Volume 35, Issue 5 (September 1990)
Applying Speech Enhancement to Audio Surveillance
Audio surveillance tapes are prime candidates for speech enhancement because of the many degradations and sources of interference that mask the speech signals on such tapes. In this paper, the authors describe ways to cancel interference when an available reference signal is not synchronized with the surveillance recording, for example, when the reference is obtained later from a phonograph record or an air check recording from a broadcast source. As a specific example, we discuss our experiences processing a wiretap recording used in an actual court case.
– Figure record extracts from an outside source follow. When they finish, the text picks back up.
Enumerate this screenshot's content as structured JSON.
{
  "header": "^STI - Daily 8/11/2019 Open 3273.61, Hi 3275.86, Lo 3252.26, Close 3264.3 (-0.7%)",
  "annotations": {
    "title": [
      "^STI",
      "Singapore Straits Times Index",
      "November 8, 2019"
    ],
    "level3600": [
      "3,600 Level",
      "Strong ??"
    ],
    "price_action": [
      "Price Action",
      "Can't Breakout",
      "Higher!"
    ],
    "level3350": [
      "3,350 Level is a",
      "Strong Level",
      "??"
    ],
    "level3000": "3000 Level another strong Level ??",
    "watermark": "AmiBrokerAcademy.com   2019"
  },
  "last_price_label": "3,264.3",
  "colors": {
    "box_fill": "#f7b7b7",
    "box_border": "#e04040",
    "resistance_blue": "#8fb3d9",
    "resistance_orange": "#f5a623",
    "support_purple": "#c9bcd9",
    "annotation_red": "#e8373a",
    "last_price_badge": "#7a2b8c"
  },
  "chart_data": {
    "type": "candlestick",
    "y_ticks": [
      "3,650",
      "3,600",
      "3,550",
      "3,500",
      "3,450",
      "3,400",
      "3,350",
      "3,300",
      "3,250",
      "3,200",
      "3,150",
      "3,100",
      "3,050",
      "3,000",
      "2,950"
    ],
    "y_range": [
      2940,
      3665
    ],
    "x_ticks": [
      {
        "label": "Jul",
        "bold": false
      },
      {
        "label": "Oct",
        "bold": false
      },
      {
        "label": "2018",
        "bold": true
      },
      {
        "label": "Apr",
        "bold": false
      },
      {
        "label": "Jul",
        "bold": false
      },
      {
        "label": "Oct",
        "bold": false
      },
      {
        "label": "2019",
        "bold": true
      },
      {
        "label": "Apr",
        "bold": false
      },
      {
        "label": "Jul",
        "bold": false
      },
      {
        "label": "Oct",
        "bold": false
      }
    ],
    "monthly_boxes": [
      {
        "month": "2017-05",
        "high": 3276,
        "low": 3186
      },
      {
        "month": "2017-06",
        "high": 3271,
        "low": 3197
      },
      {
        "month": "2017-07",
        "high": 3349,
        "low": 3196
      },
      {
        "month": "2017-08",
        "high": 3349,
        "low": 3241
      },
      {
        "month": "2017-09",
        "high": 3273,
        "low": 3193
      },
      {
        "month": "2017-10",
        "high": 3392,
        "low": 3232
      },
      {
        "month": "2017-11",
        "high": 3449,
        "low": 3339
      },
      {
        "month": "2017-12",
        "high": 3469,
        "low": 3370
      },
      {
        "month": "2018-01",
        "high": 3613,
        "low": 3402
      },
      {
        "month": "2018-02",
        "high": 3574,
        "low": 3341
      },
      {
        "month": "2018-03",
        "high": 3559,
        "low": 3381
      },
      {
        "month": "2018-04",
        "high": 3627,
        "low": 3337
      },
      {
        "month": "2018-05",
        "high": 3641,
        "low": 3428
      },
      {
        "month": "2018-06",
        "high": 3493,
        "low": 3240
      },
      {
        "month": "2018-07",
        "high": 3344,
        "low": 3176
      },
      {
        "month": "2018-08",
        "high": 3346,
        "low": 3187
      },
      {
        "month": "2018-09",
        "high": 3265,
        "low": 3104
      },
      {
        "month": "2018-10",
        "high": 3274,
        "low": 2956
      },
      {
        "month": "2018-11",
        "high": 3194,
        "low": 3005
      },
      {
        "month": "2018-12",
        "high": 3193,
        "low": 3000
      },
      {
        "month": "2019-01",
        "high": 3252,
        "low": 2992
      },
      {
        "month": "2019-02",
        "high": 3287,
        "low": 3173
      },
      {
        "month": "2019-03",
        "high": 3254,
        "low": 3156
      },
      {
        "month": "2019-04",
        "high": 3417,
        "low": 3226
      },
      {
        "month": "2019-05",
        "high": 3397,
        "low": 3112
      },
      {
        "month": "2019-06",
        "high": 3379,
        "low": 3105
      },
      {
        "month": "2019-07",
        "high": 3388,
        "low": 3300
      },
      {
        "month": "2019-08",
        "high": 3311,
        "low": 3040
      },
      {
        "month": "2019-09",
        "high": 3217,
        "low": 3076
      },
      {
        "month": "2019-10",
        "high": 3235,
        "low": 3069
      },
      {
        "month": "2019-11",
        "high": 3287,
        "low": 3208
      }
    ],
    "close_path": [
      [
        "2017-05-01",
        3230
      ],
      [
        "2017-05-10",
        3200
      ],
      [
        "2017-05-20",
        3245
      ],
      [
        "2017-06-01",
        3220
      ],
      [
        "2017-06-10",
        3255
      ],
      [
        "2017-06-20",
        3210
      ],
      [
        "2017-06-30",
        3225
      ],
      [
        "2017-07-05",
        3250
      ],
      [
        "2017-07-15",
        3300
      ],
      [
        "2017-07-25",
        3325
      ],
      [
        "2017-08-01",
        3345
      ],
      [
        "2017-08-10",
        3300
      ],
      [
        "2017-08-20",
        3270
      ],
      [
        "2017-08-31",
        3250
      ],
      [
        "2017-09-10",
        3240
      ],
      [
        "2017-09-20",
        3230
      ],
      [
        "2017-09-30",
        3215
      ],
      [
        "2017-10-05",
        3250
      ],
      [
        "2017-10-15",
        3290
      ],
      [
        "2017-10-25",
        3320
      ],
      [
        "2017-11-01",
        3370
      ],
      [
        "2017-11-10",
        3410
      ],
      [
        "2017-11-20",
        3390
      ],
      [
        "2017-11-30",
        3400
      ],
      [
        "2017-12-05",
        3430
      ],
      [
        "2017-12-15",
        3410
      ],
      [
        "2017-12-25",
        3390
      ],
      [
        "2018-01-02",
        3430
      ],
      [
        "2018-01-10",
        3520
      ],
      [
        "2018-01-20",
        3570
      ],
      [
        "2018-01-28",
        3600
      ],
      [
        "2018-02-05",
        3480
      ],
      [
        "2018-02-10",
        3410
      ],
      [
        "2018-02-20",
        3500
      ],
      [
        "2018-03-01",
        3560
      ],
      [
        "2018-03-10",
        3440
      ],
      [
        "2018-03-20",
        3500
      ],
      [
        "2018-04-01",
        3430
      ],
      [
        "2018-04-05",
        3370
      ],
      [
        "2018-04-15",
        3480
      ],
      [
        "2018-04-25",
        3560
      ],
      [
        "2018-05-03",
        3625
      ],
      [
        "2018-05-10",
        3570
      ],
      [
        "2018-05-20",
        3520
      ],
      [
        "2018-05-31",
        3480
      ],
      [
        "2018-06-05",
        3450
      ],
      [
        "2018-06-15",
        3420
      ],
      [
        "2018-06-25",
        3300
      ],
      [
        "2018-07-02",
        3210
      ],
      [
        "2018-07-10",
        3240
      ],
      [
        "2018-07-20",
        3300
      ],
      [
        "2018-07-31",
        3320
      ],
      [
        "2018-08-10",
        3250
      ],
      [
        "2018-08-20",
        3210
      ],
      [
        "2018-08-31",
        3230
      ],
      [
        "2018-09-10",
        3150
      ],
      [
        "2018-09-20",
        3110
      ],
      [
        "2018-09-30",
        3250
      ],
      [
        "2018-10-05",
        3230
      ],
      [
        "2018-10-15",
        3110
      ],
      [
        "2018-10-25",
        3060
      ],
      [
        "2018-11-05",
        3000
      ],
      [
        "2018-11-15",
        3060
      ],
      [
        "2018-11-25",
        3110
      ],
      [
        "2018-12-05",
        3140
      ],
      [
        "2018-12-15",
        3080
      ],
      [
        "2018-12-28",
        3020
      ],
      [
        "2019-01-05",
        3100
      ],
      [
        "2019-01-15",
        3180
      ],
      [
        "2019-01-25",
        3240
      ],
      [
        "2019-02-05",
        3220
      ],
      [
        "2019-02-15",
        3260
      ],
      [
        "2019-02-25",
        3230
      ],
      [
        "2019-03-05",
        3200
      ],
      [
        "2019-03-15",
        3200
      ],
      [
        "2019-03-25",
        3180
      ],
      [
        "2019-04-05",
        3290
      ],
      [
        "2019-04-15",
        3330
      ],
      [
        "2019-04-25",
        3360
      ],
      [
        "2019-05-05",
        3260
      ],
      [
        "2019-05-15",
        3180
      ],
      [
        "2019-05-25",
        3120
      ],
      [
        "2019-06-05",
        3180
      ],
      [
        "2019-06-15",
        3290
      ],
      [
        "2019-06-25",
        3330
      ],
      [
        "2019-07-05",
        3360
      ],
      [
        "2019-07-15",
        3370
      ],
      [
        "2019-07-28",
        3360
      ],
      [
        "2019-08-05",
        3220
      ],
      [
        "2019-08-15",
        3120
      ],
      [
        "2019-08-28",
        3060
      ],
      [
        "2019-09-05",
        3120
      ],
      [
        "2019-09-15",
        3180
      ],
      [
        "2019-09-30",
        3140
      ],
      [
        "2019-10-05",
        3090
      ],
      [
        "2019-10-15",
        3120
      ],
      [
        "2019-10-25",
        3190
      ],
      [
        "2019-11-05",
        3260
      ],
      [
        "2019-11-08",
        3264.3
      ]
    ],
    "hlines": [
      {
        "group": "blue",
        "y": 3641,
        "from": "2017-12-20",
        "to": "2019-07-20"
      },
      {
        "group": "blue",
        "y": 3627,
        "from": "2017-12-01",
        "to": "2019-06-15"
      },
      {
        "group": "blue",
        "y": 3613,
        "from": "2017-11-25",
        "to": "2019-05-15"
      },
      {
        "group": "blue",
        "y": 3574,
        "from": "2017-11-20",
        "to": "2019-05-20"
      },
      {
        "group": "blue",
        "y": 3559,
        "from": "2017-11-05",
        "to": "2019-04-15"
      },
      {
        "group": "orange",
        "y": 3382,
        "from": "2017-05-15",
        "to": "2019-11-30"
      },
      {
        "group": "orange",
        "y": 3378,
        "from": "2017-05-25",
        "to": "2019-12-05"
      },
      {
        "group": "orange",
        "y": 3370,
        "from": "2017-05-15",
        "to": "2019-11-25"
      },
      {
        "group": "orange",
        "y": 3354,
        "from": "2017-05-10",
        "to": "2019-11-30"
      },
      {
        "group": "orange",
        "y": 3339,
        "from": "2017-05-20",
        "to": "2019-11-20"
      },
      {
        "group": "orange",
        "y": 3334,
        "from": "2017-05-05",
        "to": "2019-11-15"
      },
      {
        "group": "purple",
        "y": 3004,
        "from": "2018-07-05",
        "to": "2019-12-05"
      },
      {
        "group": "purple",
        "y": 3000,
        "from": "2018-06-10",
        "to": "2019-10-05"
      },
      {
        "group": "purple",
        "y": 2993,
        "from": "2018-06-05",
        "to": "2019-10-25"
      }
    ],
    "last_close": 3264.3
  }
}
We transformed the reference signal to reflect room and transmission effects and then subtracted the resulting secondary signal from the primary intercept signal, thus enhancing the speech of the desired talkers by removing interfering sounds. Before the secondary signal could be subtracted, the signals had to be aligned properly in time. The intercept signal was subjected to time-scale modifications made necessary by the varying phonograph and tape recorder speeds. While these speed differences are usually small enough not to affect the perceived quality, they adversely affect the ability to cancel interference automatically. In working with recording devices, we took into account four factors that affect the signal quality: the frequency response, nonlinear distortion, noise, and speed variations. The two methods that were most successful for enhancement were the least-mean-squares (LMS) adaptive cancellation and spectral subtraction.